Jung lamented in his writings that in his time the modern man was distancing himself from what he called his million-year-old ancestor, and essentially ignoring the forces from within, where for Jung, lay great wisdom and self-discovery that could help direct one’s life (Jung, 2009). Others have commented on this problem also, Salecl, in his book, Choice, comments how modern society has made everything, even the contents of your mind, a matter of choice (Salecl, 2011, pg. 22), and the anxiety and stress this mindset induces when your thoughts don't quite conform. Remember the belief above that a child’s development is in large part the result of parenting. Consider all the books that advise parents on exactly how to interact with their kids, in the belief that this will make the difference in their development and identity, and guilt and shame it promotes in parents if the child doesn’t grow up the way they or society defines as “good” when it would seem that what parents do may account for very little.

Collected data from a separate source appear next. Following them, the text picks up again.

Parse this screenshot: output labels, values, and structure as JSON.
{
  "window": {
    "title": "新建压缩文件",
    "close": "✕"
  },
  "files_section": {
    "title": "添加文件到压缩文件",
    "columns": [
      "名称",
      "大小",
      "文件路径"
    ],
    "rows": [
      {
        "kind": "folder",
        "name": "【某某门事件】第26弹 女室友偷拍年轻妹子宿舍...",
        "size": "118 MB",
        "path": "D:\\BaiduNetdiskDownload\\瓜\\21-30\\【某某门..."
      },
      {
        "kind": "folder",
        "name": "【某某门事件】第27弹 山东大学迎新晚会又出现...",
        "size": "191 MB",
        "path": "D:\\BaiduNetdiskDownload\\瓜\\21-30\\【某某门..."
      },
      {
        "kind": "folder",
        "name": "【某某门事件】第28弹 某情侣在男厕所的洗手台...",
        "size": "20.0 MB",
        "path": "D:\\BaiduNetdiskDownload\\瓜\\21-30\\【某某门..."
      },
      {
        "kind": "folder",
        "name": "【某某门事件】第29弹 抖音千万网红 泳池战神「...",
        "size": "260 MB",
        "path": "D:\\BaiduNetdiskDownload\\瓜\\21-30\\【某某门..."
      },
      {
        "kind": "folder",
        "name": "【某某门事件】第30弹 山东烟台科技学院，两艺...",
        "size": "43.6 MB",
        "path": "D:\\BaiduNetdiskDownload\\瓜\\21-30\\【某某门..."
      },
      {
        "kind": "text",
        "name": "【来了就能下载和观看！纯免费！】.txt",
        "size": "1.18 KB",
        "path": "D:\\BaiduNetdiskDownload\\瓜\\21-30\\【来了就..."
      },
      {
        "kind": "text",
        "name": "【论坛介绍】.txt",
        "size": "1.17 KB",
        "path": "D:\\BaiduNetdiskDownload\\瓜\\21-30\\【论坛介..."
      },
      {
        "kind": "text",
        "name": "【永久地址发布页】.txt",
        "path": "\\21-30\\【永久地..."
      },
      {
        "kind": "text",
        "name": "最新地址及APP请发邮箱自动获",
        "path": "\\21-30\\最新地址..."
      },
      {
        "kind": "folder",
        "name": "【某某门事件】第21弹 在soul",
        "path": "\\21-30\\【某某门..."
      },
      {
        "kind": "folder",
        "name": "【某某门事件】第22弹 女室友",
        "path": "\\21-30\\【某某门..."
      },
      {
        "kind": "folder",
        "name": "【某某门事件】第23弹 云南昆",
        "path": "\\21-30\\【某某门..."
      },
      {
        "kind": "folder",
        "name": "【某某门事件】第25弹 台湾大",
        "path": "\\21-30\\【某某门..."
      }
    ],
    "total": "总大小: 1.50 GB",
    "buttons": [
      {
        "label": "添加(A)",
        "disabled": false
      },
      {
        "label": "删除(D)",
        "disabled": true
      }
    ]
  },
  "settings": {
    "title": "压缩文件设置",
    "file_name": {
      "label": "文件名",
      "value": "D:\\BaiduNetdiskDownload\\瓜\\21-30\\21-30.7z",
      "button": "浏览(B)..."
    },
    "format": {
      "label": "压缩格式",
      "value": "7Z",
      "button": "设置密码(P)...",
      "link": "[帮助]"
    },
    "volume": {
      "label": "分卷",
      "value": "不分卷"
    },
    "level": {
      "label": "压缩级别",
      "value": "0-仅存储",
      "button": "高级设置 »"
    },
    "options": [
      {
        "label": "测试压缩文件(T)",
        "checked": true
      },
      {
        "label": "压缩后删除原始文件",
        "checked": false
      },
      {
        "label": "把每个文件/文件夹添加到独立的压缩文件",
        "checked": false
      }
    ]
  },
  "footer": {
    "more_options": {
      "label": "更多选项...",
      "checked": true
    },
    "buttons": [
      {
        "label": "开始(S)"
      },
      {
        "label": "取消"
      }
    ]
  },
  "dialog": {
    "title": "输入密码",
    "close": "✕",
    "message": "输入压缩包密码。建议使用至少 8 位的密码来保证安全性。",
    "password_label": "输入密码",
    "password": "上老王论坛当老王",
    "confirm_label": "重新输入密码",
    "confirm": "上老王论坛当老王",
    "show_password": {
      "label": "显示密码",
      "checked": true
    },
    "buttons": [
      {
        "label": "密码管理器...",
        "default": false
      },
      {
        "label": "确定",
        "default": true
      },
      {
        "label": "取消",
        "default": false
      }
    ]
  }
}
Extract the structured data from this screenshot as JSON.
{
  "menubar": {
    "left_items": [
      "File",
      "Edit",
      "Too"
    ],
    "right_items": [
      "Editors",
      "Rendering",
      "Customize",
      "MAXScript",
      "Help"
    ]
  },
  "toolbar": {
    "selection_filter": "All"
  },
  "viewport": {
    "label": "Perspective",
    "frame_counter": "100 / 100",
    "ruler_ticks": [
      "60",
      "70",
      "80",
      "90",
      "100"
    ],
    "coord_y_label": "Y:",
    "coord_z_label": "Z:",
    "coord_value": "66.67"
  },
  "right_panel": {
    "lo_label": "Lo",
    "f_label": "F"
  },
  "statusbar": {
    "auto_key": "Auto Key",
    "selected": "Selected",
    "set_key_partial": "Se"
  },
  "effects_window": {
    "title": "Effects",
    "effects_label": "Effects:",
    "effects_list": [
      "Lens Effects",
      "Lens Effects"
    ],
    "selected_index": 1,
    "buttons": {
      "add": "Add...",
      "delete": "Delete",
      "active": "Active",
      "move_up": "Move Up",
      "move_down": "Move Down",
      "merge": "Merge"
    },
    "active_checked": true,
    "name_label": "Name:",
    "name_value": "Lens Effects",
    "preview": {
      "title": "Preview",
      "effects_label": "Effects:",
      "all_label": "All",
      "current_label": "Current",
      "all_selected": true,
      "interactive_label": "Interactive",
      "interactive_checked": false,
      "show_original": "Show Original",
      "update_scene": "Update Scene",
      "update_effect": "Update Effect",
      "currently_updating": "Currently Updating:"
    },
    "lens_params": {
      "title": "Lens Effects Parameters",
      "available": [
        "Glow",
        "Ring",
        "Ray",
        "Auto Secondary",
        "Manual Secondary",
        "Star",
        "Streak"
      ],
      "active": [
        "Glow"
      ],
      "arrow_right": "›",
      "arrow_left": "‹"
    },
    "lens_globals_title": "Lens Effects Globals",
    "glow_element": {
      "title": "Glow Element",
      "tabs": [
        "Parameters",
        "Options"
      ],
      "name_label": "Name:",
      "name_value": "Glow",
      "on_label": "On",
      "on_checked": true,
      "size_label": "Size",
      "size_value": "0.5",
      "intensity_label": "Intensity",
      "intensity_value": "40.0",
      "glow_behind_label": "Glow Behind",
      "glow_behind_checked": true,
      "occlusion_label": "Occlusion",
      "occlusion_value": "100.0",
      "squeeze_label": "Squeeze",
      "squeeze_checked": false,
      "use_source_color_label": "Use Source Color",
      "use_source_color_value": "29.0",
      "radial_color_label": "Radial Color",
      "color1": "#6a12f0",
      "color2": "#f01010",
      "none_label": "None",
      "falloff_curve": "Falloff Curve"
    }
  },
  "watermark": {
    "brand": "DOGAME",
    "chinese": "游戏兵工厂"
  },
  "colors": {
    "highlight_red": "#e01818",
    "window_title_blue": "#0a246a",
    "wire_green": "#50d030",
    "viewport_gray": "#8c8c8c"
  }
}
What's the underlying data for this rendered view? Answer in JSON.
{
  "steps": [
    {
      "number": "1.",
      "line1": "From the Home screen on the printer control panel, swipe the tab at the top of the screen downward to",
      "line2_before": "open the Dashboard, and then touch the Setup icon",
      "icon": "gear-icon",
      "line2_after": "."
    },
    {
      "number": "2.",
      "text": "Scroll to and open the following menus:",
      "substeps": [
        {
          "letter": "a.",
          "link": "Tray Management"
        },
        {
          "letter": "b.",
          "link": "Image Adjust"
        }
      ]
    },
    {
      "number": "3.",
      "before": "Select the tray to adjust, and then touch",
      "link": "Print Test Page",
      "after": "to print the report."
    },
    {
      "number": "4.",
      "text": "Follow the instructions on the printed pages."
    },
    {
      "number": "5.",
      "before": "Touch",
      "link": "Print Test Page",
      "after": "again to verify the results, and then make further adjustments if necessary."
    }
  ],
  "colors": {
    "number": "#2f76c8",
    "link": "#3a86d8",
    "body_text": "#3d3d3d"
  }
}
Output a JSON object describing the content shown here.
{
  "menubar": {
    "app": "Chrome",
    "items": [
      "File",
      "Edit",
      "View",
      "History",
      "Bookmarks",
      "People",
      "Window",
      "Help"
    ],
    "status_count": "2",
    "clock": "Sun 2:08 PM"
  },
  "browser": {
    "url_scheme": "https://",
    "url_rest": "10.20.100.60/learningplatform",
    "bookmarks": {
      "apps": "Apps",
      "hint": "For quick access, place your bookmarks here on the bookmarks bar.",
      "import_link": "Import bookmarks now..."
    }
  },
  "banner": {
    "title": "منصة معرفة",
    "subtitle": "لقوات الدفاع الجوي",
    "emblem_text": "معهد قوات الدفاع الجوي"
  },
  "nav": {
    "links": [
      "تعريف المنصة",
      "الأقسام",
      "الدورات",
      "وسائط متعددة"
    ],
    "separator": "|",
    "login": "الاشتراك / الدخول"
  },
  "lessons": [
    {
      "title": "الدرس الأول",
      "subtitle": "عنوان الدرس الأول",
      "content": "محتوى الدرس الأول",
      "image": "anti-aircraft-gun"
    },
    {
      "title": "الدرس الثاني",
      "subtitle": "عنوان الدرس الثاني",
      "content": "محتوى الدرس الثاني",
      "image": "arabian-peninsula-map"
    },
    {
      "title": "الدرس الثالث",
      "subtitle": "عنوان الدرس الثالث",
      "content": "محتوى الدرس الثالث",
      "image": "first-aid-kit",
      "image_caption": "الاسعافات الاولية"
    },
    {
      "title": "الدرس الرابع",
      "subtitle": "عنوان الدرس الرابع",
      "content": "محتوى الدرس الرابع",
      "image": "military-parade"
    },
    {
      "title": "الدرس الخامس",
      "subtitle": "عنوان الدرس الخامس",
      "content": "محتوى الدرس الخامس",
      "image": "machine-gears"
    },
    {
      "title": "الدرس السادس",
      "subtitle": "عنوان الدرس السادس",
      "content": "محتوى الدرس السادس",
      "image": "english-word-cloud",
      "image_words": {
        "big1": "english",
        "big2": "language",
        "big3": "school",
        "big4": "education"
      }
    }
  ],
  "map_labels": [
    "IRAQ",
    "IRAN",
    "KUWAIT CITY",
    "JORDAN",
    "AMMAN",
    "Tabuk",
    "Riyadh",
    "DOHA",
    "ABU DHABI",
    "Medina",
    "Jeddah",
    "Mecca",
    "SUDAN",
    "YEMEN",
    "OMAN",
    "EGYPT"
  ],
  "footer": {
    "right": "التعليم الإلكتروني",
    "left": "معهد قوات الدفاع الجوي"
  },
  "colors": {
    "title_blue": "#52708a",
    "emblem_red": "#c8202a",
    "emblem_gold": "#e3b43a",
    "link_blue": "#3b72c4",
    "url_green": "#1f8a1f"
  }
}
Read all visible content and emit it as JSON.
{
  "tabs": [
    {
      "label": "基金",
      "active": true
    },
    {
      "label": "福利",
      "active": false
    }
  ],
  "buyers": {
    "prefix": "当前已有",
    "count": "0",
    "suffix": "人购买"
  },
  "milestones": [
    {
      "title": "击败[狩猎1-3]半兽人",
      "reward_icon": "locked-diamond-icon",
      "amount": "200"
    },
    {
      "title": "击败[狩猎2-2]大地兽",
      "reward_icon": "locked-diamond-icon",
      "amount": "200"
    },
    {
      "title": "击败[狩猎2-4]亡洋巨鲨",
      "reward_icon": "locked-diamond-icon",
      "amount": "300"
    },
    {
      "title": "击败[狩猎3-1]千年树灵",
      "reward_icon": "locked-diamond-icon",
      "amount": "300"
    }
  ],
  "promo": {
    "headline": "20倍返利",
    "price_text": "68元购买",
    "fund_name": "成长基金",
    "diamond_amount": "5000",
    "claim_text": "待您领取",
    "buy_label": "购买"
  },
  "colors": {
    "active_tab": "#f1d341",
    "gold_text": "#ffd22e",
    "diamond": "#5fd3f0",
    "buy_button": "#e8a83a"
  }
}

But, let’s not fall back into the either/or debate. It’s not that choice doesn’t matter, any more than the subconscious doesn’t matter, it’s that problems can occur when you ignore one at the expense of the other. For Chiron he took on an identity that would keep him safe from the harm and disappointment he experienced as a child, but in doing so he repressed another part of himself which subsequently harmed him in other ways.
Final Thought
Regardless of whether the movie Moonlight is an effective case study to further explore psychological issues on sexuality and identity, it is a movie that shows, in a visceral and emotional way, the difficulty of someone struggling with their sexuality and identity. To watch Moonlight is to be transported into the life of someone who doesn't easily fit into their society and environment, taking us through the tragic consequences that that can have on an individual.
Nature vs Nurture, biological determinism vs social constructivism, these are esoteric debates that will rage on. But what does it really mean to an individual where the truth of this age-old debate lies? We all still have to attempt to shape our future based on what we want and whom we would like to be. For me, Jung said it best, “Until you make the unconscious conscious, it will direct your life and you will call it fate.” What this says to me, is that the ultimate project of life is to become more aware of ourselves and the life we inhabit, so that we can make choices, as free as they can be from the environmental and biological factors that impact on us.
References
Barry, J. (Director). (2016). Moonlight[Motion picture on DVD]. USA: A24 Plan B Entertainment.
Erikson, E. H. (2014). Childhood and society. London: Vintage Digital.
Jung, C. G., Dell, W. S., & Baynes, C. F. (2009). Modern man in search of a soul. London: Routledge.
Leader, D., & Corfield, D. (2008). Why people get ill: Exploring the mind-body connection. New York: Pegasus Books.
Piaget, J. (2008). Intellectual Evolution from Adolescence to Adulthood. Human Development, 51(1), 40-47. doi:10.1159/000112531
Phillips, A. (2007). Going sane. New York: Harper Perennial.
Pinker, S. (2002). The blank slate: The denial of human nature in modern intellectual life. New York: Viking Penguin.
Salecl, R. (2011). Choice. London: Profile.
Stevens, A., & Rosen, D. H. (2009). The two-million-year-old self. College Station: Texas A & M University Press.